Those missed moments aside, we have seen in the yard a troop of a dozen black-faced vervet monkeys, including mothers with babies clinging to their chests.
Annie has written up another of her interviews:
Goodness' story
By Annie Dineen
Goodness Massawe, 24, was born in the village, a healthy child. At age three, she became disabled due to unknown causes, and was confined to a “wheelchair,” a plastic garden chair equipped with bicycle tires. Her days were spent alone at home, able only to sit and watch as her siblings left the house every morning to work or study.
Her neighbors mentioned the Jifundishe Free Library to her, and eventually she found someone to push her chair up the road – a treacherous ride over rocks and ruts – to see the library for herself. She discovered that the library had all the books she’d missed by being unable to attend school, and she began to study at the library. She learned to read and write.
Goodness also joined the library’s knitting group and began to knit well, despite her handicap. She sold the pieces she completed to Jifundishe for sale to the public, earning enough from the sales to buy herself a real aluminum frame wheelchair, which takes more easily to the rugged road.
Now, Goodness is educating herself with the help of the library staff and sees a future of self sufficiency.
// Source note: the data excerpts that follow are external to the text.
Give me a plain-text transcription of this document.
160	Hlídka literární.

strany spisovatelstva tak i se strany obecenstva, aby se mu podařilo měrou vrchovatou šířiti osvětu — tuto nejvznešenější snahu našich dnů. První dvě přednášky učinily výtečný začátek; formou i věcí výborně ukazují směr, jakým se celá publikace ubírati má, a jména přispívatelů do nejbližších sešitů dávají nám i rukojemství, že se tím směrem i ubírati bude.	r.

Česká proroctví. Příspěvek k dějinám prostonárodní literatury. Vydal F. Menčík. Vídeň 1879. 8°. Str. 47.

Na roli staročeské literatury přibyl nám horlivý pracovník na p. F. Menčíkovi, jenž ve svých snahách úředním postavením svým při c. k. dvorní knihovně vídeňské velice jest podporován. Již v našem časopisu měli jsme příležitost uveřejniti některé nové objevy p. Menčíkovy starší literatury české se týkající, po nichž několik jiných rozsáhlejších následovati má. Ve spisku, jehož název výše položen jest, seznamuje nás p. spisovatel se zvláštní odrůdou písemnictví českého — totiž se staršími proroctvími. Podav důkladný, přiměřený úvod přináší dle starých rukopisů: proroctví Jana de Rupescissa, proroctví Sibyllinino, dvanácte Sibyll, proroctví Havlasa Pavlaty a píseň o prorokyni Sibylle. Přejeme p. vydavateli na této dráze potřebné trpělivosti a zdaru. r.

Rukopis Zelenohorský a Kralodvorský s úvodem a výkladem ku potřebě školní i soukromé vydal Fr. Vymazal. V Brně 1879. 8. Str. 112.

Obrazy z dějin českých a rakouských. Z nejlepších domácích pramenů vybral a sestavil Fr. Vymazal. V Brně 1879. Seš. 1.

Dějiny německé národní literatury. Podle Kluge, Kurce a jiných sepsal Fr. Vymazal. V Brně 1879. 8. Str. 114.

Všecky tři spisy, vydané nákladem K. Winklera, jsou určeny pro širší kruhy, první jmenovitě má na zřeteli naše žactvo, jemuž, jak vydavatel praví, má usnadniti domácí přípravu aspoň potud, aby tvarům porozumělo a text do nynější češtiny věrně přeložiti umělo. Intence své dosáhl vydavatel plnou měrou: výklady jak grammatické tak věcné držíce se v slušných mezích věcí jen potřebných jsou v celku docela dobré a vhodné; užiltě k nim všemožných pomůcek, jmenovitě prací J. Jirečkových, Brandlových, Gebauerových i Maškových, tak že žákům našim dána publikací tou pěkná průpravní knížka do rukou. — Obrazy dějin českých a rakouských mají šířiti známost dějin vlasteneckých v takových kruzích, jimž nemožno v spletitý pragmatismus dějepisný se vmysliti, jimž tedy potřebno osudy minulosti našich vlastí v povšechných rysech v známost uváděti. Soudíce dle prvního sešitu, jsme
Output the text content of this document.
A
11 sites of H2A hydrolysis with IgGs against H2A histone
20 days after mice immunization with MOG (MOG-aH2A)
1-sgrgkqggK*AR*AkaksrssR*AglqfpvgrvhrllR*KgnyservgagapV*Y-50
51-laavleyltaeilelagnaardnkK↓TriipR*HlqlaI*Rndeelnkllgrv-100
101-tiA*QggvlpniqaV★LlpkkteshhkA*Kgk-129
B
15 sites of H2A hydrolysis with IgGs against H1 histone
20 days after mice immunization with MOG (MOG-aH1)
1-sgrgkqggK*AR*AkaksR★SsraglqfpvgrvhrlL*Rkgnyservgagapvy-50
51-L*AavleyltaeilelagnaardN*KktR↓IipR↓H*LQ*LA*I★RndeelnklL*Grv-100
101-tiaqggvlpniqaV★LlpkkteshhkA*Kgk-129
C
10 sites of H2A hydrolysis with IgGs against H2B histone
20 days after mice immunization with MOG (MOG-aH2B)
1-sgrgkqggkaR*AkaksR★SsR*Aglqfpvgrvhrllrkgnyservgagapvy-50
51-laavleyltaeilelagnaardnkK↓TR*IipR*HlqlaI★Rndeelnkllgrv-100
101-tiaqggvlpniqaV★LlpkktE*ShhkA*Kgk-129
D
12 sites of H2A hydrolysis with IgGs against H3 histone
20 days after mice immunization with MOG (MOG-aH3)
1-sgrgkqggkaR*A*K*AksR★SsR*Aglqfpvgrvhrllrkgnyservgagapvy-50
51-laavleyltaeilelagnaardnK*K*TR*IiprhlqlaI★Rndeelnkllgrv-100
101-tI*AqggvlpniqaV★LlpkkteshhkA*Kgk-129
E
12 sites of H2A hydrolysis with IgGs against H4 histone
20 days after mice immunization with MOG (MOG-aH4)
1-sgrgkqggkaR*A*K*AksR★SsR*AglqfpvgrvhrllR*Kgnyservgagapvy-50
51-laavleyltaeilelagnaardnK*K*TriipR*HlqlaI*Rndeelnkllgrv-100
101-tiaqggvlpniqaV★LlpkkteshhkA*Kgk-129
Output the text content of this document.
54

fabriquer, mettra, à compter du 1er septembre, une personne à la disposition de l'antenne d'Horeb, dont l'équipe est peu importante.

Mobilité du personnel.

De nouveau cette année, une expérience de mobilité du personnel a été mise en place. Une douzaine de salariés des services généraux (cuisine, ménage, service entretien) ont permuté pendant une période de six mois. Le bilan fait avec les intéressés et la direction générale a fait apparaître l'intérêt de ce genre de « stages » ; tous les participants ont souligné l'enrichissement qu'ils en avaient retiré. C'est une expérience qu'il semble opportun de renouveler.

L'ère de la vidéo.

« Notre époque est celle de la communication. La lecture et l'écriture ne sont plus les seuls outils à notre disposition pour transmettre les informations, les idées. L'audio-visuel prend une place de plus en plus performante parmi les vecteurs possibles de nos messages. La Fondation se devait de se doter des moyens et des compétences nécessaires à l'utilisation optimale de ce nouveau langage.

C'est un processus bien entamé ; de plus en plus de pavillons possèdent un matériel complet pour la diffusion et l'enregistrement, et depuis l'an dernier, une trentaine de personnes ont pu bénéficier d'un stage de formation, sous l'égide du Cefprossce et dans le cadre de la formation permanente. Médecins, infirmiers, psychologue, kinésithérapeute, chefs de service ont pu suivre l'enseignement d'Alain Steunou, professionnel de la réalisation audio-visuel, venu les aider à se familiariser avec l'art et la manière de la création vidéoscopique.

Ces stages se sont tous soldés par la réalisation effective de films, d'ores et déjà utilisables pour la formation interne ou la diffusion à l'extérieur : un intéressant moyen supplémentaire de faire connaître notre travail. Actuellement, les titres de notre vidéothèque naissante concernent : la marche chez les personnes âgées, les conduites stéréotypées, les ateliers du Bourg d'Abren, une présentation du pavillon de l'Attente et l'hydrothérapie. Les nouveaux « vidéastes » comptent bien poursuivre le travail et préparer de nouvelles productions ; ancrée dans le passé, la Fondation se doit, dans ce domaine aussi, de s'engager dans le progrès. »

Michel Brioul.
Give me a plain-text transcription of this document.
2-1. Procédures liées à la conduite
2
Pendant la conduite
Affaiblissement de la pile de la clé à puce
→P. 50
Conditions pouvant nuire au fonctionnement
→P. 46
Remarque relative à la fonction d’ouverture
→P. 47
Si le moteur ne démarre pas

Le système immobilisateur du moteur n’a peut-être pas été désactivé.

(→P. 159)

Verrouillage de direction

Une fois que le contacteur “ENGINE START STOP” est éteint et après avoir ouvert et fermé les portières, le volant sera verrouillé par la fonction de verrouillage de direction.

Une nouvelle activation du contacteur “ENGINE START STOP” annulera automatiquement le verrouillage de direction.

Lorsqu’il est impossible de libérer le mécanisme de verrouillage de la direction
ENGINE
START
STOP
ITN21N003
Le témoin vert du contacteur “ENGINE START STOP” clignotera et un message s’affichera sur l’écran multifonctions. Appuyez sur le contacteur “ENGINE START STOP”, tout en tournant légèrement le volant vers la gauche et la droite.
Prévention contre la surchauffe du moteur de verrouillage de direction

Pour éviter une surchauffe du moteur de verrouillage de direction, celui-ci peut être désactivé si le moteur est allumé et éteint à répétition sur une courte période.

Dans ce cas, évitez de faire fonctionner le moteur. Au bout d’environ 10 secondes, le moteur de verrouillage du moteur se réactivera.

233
Her dream is to work in an office, despite the near impossibility in her culture. “Now she’s seeing different because she has something that she didn’t have before,” her sister says.
There are many people in Tanzania in Goodness’ situation, trapped in a rural location due to physical or logistical barriers, who are prevented from learning because of the difficulty of traveling to an urban center, where a library, if there is one, would be located.